I reached Somers just before midnight and parked the Rolls a good hundred metres from where the house should have been. I had trouble finding it and had to stumble down a track from Parklands Avenue through the tea trees to the beach and then work my way round the rear of the place. A wooden water-break two metres high ran parallel to the fence, which was five metres or so above water level. There was barbed wire along the fence and a sign said,
Keep Out, Private Property.
Despite this, a rickety gate opened. A path over a small rise in the tea tree scrub led to a back door of a wooden holiday home which had a pre-fab look about it. Lights were on.

A car door slammed at the front. I edged along the side of the house.

Cassie was carrying a suitcase towards a red Porsche waiting under a light at the front gate. One figure was
sitting at the wheel and another in the passenger seat.

There was a noise behind me. I turned to see Cochard pointing a sawn-off shotgun. He charged and swung the weapon. I ducked and fell. Cassie screamed, dropped her case and began running towards us. She was restrained by the people who had been sitting in the car. As Cochard half-turned towards them, I saw them clearly under the light on the gate.

Walters and Danielle.

Cochard kicked my thigh and pointed the shotgun at my chest. Walters helped Danielle push Cassie to the car and they forced her into the back seat. Danielle and Walters returned to Cochard and the three of them began arguing. Cochard wanted to blow my brains out. Danielle said another murder would be dangerous for their escape. Walters stepped in and told Cochard to tie me up and lock me in a secure room. He left Danielle to mind Cassie in the car and finally ordered Cochard to wait half an hour, in which time he was to dig a grave, and then execute me.

Cochard asked why he couldn't kill me first and then bury me? No, Walters explained, he didn't want any gunshot sound while he was still in the vicinity. Cochard objected, saying that he could do it inside and muffle the sound. Walters insisted that Cochard should not kill me before they had been gone thirty minutes.

The executioner finally agreed. Walters departed, telling him they were to meet as planned at a farmhouse. He kept his voice down as if it would matter if I heard. Cochard complained he had not been there. Walters said he should study a certain map again. Then he got in the car with the two women. Cochard watched the Porsche reverse down a winding path towards Parklands Avenue.

I felt nauseated. I had killed his best buddy, perhaps even his lover. Mine would not be an easy death. He strolled over to me.

‘Get up,' he said.

Cochard found a shovel and a flashlight in a tool shed at the back of the house and took me out to a clearing amongst the tea trees. He scraped the ground for a minute. There was an urgency in his controlled manner as the shovel was dropped at my feet.

‘One metre deep,' he said.

I began to dig. The earth was soft and sand was just below the surface. I made out it was tough going.

‘Vite,'
Cochard said,
‘vite!'

He laid the flashlight on the ground so that it was trained on me. He sat on a log, juggling the shotgun in his left hand and lighting a cigarette with his right. Because of the flashlight, he was just a silhouette and the smoke from his Gaulloise formed a light cloud halo about him. He began that shoulder spasm, but this time it was much slower and more rhythmical than ever before. Like a silent drum roll.

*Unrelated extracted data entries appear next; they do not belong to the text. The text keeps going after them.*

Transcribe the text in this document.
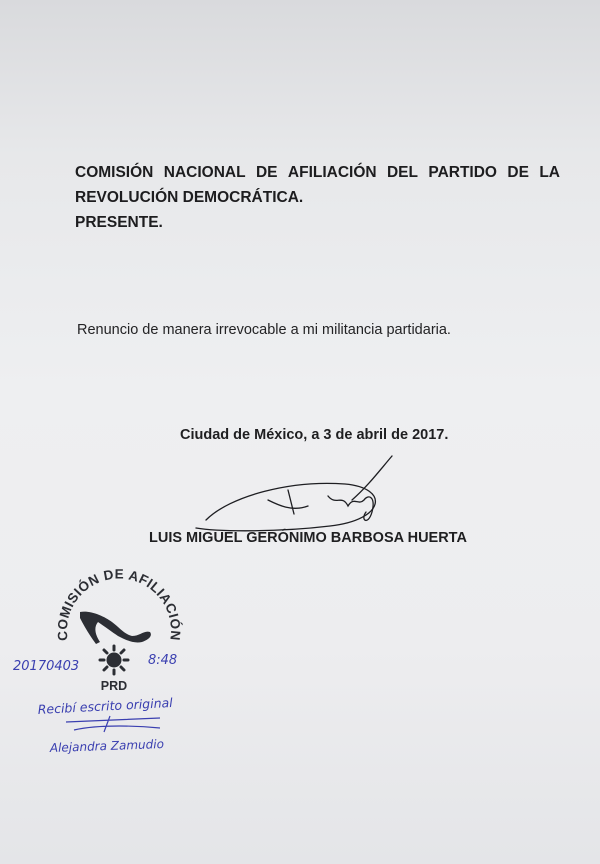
COMISIÓN NACIONAL DE AFILIACIÓN DEL PARTIDO DE LA
REVOLUCIÓN DEMOCRÁTICA.
PRESENTE.
Renuncio de manera irrevocable a mi militancia partidaria.
Ciudad de México, a 3 de abril de 2017.
LUIS MIGUEL GERÓNIMO BARBOSA HUERTA
COMISIÓN DE AFILIACIÓN
PRD
20170403	8:48
Recibí escrito original
Alejandra Zamudio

‘I'd like a cigarette,' I said.

‘Dig!' he snarled.

‘It's the least you could do.'

‘Fermez la bouche! Bêchez!'

In three weeks I had seen a few final resting places. The heavy rain at Fawkner Cemetery had made Martine's grave a watery bog. There was Freddie's perfunctory memorial. And now, amongst the scrub and tea tree was my very own rough bed of sand. I grunted and again made it look tougher than it was.